Sporadic slow Docker push towards AWS ECR

Incident Report for Semaphore CI

Resolved

We are happy to report that the issue with slow pushes towards AWS ECR is resolved.

With great help from the AWS networking team, we reached the conclusion that the cause was ISP to ISP congestion caused by a damaged fiber-optic cable.

With the new routing in place, users shouldn’t experience any unexpectedly slow pushes to AWS ECR.

Posted Apr 23, 2021 - 12:13 UTC

Identified

The issue has been identified by AWS networking team and is present in Availability Zones us-east-1d and us-east-1e during 22:30 - 03:30 UTC. AWS team is working with their upstream connectivity providers on resolving the issue. Based on updates from AWS updates progress will be communicated.

Posted Apr 15, 2021 - 10:33 UTC

Update

We are continuing to investigate this issue.

Posted Apr 09, 2021 - 12:29 UTC

Update

We are continuing to work with AWS networking department on resolving sporadic connectivity issues with AWS us-east-1 region.
The problem has been narrowed down to two specific Availability Zones us-east-1d and us-east-1e during 22:30 - 03:30 UTC and we are hoping that resolution is near.
We apologize for the inconvenience this is causing.

Posted Mar 31, 2021 - 12:02 UTC

Update

Issue: Slow Docker push towards AWS
We continue to work on this issue. The problem seems to be less severe than when originally detected and it is happening less frequently.

We noticed a pattern that shows that slowdown usually happens between 22:30 - 03:30 UTC.

With the insights that we gathered so far, we have prepared an improved version of the script that collects additional metrics on docker commands.

If you are interested in helping our team and sending us more data can include this script in the builds on the projects affected by this issue.

Instructions on how to use it can be found here: https://github.com/renderedtext/snippets/blob/master/docs/slow_docker_push_troubleshoot.md
You can find the script itself here: https://github.com/renderedtext/snippets/blob/master/push.sh in case you want to review what data is collected.

If you are affected by this problem we urge you to reach out to our support team at support@semaphoreci.com and provide a link to the affected jobs.

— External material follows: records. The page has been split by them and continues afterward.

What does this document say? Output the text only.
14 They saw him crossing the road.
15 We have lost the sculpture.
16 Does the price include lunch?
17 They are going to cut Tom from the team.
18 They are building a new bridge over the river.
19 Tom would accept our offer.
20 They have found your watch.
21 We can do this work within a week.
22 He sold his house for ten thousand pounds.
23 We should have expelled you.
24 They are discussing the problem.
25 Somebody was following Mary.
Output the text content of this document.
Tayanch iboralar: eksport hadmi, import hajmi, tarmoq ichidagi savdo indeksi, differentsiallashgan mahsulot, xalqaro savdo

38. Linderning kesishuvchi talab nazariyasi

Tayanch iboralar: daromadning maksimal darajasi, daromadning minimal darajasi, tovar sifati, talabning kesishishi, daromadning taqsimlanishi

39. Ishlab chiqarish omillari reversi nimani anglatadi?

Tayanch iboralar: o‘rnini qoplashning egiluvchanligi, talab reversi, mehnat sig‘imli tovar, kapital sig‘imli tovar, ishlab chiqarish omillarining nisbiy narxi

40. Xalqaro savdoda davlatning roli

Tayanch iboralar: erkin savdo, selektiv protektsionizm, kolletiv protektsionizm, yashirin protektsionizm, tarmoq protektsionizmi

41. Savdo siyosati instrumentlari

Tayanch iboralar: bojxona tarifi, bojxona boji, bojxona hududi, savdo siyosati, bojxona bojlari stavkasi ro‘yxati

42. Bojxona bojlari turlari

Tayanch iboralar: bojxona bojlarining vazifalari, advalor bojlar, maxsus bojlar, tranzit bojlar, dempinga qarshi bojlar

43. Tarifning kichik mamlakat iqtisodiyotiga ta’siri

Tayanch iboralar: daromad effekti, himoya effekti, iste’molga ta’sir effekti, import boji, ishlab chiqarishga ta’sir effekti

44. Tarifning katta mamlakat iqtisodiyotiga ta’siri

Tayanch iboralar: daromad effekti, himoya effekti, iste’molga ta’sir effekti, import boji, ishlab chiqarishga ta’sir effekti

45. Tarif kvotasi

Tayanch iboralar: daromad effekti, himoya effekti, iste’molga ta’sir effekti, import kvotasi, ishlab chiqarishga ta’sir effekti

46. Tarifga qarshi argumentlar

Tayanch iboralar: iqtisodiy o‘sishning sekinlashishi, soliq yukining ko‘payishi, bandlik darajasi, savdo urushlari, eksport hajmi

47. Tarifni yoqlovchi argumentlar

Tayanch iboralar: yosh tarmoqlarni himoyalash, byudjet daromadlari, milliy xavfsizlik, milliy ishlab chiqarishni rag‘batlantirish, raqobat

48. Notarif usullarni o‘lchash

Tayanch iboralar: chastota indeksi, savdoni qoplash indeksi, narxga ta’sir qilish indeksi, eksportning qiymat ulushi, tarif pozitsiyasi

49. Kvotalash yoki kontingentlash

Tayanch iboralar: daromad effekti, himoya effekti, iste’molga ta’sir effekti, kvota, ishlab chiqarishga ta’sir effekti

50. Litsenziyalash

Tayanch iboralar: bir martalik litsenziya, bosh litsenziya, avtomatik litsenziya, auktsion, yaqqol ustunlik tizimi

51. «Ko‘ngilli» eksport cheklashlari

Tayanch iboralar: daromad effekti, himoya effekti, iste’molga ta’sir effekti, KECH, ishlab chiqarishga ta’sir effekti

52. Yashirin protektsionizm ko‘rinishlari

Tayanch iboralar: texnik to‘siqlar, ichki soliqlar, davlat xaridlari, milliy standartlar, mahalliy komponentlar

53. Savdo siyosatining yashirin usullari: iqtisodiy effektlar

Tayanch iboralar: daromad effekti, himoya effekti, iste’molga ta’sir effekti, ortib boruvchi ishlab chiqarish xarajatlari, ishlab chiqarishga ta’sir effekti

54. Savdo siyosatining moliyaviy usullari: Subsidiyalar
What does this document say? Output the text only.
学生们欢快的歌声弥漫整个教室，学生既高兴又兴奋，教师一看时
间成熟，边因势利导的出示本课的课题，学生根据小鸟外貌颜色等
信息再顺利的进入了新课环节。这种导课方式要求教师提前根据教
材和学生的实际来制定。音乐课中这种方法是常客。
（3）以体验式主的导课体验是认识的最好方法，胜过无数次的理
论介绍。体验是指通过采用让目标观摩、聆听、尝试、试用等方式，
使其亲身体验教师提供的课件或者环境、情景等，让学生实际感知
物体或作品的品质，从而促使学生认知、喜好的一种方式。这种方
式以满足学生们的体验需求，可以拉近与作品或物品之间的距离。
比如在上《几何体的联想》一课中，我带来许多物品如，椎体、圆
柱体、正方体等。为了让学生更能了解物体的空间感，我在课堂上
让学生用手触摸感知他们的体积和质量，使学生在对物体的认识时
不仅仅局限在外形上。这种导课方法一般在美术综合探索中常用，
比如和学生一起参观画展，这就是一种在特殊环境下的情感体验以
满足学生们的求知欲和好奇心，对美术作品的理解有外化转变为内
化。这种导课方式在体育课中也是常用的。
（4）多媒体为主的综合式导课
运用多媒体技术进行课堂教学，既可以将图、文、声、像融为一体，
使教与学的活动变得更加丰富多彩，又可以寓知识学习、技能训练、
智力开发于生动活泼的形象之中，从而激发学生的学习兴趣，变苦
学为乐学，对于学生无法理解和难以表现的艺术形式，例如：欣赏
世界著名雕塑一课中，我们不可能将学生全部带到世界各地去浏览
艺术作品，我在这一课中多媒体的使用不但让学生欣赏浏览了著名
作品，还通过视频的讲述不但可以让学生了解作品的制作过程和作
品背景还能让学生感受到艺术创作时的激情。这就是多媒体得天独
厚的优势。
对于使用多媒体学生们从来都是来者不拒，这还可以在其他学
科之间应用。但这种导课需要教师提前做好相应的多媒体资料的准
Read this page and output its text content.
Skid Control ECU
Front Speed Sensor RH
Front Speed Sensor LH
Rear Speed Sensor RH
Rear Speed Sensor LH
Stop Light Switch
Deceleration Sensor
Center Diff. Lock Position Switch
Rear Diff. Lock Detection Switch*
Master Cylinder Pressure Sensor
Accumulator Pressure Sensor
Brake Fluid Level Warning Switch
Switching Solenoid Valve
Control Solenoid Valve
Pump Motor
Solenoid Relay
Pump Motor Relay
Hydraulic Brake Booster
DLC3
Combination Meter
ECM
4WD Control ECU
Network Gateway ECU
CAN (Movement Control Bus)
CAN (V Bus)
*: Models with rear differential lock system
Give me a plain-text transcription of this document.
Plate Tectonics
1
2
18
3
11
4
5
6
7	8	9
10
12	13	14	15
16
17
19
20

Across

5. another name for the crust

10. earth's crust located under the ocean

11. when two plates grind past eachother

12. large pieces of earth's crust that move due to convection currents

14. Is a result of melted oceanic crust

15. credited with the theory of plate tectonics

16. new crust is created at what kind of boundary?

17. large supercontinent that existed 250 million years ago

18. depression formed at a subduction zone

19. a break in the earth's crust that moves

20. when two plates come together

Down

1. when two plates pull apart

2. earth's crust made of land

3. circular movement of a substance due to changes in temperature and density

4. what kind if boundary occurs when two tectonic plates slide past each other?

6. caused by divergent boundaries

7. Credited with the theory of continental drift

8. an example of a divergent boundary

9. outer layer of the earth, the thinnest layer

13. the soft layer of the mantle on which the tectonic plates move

Posted Mar 17, 2021 - 10:14 UTC

Update

Our engineering team is continuing to work on this problem. At this moment, this is a top priority for our infrastructure team.
We have an open communication channel with our upstream provider since March 2nd and have managed to identify two separate issues, one of which has been resolved by March 5th (details below).
_______________________________________________________________________________________
Issue 1: Connectivity issues with GCP storage, AWS S3, and Docker pull, overall network connectivity issues.

Status: Resolved

Summary: An urgent unscheduled maintenance on our upstream provider's network started on March 2nd and continued until March 5th. On the Semaphore end, this manifested as general instability of the network and increased download and upload times towards resources outside of the Semaphore environment.
These issues were resolved on March 5th.
If you're still experiencing this problem please reach out to our support team at support@semaphoreci.com
_______________________________________________________________________________________
Issue 2: Slow Docker push towards AWS

Status: Ongoing

Summary: On a small number of projects docker push will run drastically slower than expected. This issue is sporadic and so far it was limited to pushes to AWS ECR and DockerHub (also hosted on AWS). We are still working with the upstream providers to pinpoint the exact cause of this behavior.

Any insights from our users that are affected by this will help us build a more statistically relevant sample of the issue and bring us closer to resolving it.

If you are affected by this problem we urge you to reach out to our support team at support@semaphoreci.com and provide a link to the affected jobs.

Our engineers are preparing a docker-debug script that collects additional metrics and we will be sending it out next week to all affected parties that are interested in helping us get to the bottom of this.

Posted Mar 12, 2021 - 14:45 UTC

Update

We are continuing to investigate this issue.

Posted Mar 05, 2021 - 10:24 UTC

Update

We are continuing to investigate this issue.

Posted Mar 04, 2021 - 12:39 UTC

Investigating

We are seeing sporadic packet loss between our build cluster and the AWS us-east-1 region.
Our team is actively working with the upstream provider to pinpoint and resolve the issue.

Posted Mar 03, 2021 - 10:56 UTC

This incident affected: Semaphore.